At least £325bn of 'dirty money' flows through UK each year, says report
The Guardian
When the UK's crown dependencies and overseas territories, including Jersey and the Cayman Islands, are factored in, the estimated total rises to more than £788 billion annually. The research is understood to be the first systematic effort to measure the scale of illicit financial flows connected to the UK, drawing on cross-border data to illustrate the country's role as an international hub for dirty money.
The findings are raising concerns about the adequacy of funding for state investigators and questioning the government's approach to crypto assets.
Google engineer charged with insider trading on Polymarket
Financial Times
A Google software engineer is facing federal criminal charges after allegedly using confidential company data to earn more than $1 million on the predictions market platform Polymarket. The charges were unsealed in a federal court in New York.
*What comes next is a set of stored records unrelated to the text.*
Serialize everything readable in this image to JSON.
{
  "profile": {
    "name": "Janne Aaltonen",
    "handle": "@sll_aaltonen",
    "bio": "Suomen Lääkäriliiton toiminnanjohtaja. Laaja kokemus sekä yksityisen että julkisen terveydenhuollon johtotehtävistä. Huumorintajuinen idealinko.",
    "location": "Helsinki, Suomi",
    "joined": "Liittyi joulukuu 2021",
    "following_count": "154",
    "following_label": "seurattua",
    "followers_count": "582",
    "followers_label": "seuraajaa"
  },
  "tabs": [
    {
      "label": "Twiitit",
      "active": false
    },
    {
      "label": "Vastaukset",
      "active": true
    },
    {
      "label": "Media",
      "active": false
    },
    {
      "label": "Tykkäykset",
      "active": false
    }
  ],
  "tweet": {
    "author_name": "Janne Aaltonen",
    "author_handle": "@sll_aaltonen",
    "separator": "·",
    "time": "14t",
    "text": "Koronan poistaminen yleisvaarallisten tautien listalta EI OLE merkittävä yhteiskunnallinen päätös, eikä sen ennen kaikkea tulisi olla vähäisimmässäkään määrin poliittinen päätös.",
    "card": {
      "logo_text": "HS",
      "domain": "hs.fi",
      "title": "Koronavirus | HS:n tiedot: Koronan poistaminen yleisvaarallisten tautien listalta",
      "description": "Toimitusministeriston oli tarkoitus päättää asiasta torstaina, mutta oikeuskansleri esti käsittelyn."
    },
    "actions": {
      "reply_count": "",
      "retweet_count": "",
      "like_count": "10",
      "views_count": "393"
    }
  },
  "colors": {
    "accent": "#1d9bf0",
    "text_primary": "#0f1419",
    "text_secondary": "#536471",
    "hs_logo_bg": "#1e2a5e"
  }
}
Michele Spagnuolo, an Italian citizen who allegedly used the username "AlphaRaccoon," is accused of accessing Google's internal software tools to obtain nonpublic information on the top search terms in 2025. He then used that data to place substantial wagers on Polymarket related to Google search trends.
Spagnuolo appeared in court and was released on $2.25 million bail. He has been charged with commodities fraud, wire fraud, and money laundering. Google confirmed it is cooperating with law enforcement.
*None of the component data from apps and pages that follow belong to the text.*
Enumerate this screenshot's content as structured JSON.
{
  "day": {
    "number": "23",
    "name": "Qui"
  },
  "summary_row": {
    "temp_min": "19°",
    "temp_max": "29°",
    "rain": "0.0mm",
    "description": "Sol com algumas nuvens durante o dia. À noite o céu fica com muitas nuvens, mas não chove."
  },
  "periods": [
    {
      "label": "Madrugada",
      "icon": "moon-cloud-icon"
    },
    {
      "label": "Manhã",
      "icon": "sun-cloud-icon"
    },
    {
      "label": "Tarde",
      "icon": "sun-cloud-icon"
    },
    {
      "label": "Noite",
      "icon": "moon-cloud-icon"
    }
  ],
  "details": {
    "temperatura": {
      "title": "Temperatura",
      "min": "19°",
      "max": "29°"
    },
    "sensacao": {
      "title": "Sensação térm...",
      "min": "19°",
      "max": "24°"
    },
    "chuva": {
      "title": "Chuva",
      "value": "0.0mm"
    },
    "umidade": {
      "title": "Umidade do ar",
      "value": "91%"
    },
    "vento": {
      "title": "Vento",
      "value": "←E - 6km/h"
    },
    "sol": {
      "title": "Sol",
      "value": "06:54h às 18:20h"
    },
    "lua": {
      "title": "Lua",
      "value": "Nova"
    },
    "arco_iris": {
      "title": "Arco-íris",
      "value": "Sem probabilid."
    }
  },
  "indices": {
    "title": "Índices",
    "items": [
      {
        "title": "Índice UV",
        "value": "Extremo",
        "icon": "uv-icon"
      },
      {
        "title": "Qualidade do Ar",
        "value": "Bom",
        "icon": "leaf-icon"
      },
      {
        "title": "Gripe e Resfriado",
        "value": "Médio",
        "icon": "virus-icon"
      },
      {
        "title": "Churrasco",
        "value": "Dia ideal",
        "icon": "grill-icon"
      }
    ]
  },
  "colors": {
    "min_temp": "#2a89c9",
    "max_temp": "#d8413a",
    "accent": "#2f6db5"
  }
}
Central banks complete successful tests of cross-border blockchain payments
Financial Times
A blockchain-based payments prototype backed by seven major central banks and 40 large financial institutions has completed successful tests, demonstrating the ability to settle cross-border transactions cheaply and near-instantaneously. The system, known as Project Agorá, was developed under the leadership of the Bank for International Settlements and the International Institute of Finance.
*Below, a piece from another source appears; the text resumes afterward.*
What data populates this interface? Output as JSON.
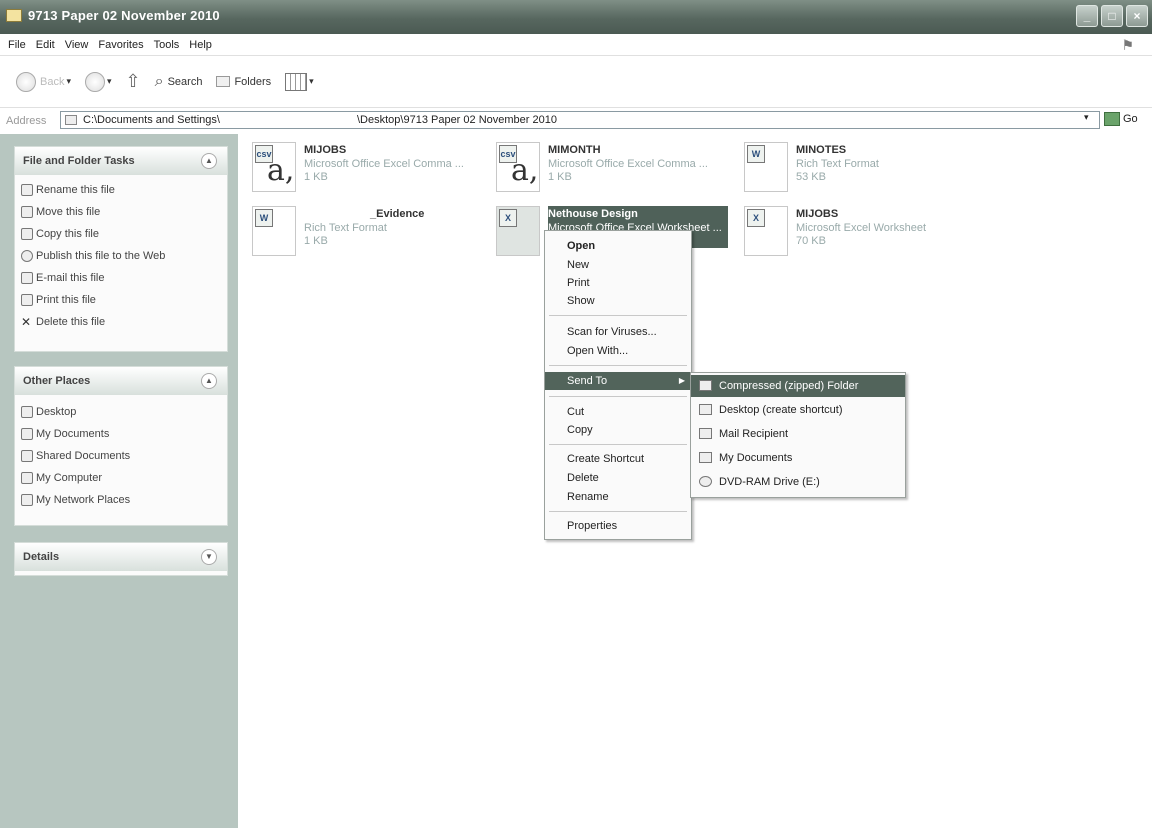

The project enables commercial banks to transfer funds across borders by tokenizing deposits, using the same distributed ledger technology that underpins cryptocurrencies such as Bitcoin. It is designed in part to help central banks and traditional financial institutions compete with US dollar-backed stablecoins — a space currently dominated by crypto firms Tether and Circle.
The project involves institutions from the US, EU, UK, Japan, South Korea, Canada, Switzerland, and Mexico. Its development may widen the divide between participants and those backing Project mBridge, a rival cross-border payment system led by the Chinese central bank, which the BIS exited in 2024. Most cross-border payments today rely on the correspondent banking system, a slow and costly process long seen as overdue for reform.